Seit 2020 auf Hulu (hierzulande bei Disney+) veröffentlicht, ist der Achtteiler ein Musterbeispiel für harte Science-Fiction, die sich mit jeder neuen Sichtung tiefer ins Gehirn frisst.
Garland schrieb und inszenierte jede Episode selbst, eine Seltenheit im Serienformat. Zuvor drehte er Ex Machina (2014, Budget 15 Mio. Dollar, Oscar für visuelle Effekte) und Annihilation (2018, 40 Mio. Dollar). Sein Kino-Debüt als Regisseur war Ex Machina, davor machte er sich als Drehbuchautor für 28 Days Later und Sunshine einen Namen. Devs ist sein erster Ausflug in die Serie, produziert von DNA Films, der gleichen Firma hinter Ex Machina und 28 Days Later. Die Serie entstand für FX on Hulu, eine Kollaboration, die auch Fargo und The Bear hervorbrachte.
Warum sie immer besser wird
- Die Prämisse: Eine junge Software-Ingenieurin (Sonoya Mizuno) untersucht den Tod ihres Freundes in einem mysteriösen Tech-Konzern.
- Der Kern: Ein Quantencomputer, der die Vergangenheit und Zukunft berechnen kann, mit existenziellen Folgen für Determinismus und freien Willen.
- Die Machart: Garlands typische kühle Ästhetik, hypnotische Kamerafahrten und ein Soundtrack, der die Bedrohung unter die Haut legt.
Kein Zufall, dass die Geschichte 2026 noch beklemmender wirkt. Die Diskussion um KI-Ethik, algorithmische Vorhersagen und gläserne Bürger hat Devs in eine seltsame Vorreiterrolle katapultiert.
Die Serie wurde in den Pinewood Studios gedreht (London) und nutzte ein eigens gebautes Set für den unterirdischen Quantenraum. Das Budget lag bei geschätzten 30 Mio. Dollar für acht Episoden. Zum Vergleich: Westworld (HBO) kostete pro Staffel etwa 100 Mio. Dollar. Devs verzichtet auf Action und setzt stattdessen auf lange, statische Einstellungen. Der Soundtrack stammt von Geoff Barrow und Ben Salisbury, die bereits für Ex Machina und Annihilation komponierten. Die Musik mischt orchestrale Stücke mit verzerrten Samples, ein Sound, der Kritiker an Under the Skin erinnerte.
Themen, die brennen
- Determinismus vs. Freiheit: Ist alles vorherbestimmt? Die Serie stellt diese Frage ohne einfache Antwort.
- Überwachung und Macht: Wer einen Gottcomputer besitzt, besitzt auch die Kontrolle. Ein Thema, das mit jedem Datenleck relevanter wird.

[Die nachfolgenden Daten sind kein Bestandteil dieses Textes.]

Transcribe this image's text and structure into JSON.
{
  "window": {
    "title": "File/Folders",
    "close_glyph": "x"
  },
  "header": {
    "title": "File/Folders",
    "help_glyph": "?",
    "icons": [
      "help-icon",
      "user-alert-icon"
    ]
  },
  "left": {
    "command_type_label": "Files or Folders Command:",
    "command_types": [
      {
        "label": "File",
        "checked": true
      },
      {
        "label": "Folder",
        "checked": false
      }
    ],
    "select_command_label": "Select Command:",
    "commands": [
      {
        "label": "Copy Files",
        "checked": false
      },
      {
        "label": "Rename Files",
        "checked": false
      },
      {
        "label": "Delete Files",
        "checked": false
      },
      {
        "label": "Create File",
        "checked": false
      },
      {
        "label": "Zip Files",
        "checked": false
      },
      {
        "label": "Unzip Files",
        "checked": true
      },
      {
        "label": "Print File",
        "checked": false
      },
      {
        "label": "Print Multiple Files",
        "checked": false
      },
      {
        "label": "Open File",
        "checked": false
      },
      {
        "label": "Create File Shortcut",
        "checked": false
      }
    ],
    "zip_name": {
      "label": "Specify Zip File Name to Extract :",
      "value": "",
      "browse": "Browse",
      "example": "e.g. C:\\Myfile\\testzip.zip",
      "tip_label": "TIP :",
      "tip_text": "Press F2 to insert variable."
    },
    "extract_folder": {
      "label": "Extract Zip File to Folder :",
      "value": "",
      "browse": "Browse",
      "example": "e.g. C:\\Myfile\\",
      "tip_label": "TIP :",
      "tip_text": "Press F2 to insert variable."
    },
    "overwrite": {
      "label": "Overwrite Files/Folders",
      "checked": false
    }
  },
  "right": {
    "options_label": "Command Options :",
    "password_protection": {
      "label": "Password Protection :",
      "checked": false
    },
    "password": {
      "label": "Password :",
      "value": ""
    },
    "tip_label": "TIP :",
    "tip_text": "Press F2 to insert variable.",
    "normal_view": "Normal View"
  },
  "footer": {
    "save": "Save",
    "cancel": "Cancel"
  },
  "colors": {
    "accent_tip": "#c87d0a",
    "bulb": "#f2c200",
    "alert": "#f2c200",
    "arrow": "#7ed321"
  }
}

- Technologie als Ersatzreligion: Die Entwickler bei Amaya (der fiktiven Firma) beten Algorithmen an. Klingt vertraut.
Alles wird in einer dichten, fast klaustrophobischen Atmosphäre erzählt. Kein Wunder, dass Polygon die Serie als „perfect binge“ bezeichnet.
Garland ließ sich für die Quantencomputer-Logik von realen Debatten inspirieren. 2019 demonstrierte Google mit Sycamore Quantenüberlegenheit, ein Meilenstein, den die Serie aufgreift. Die fiktive Firma Amaya erinnert an Google X oder DeepMind, wo Forscher wie Demis Hassabis an KI arbeiten. Anders als in Black Mirror (Charlie Brooker, 2011) oder The Capture (BBC, 2019) geht es in Devs nicht um konkrete Tech-Szenarien, sondern um metaphysische Konsequenzen. Die Serie erhielt auf Rotten Tomatoes 82 Prozent positive Kritiken, das Publikumsrating liegt bei 70 Prozent. Einige Zuschauer bemängelten das langsame Tempo, andere feierten die intellektuelle Schärfe.
Der ideale Einstieg
Acht Episoden, keine Längen, ein Ende, das tagelang nachwirkt. Devs ist kein Feelgood-Programm, es ist ein intellektuelles Puzzle, das einen nicht mehr loslässt.
Wer noch nicht reingeschaut hat: 2026 ist der perfekte Zeitpunkt. Die Realität ist der Fiktion längst hinterhergelaufen.
Seit der Erstausstrahlung 2020 hat Garland kein direktes Sequel angekündigt, die Serie ist als Miniserie konzipiert. Anders als Westworld (vier Staffeln) oder Altered Carbon (zwei Staffeln) bleibt Devs ein in sich geschlossenes Werk. Fans spekulieren dennoch über eine zweite Staffel, doch Garland selbst sagte in Interviews, die Geschichte sei erzählt. Wer tiefer einsteigen will, kann Garlands Roman The Beach (1996) lesen, der wie Devs mit Isolation und Entscheidungen spielt.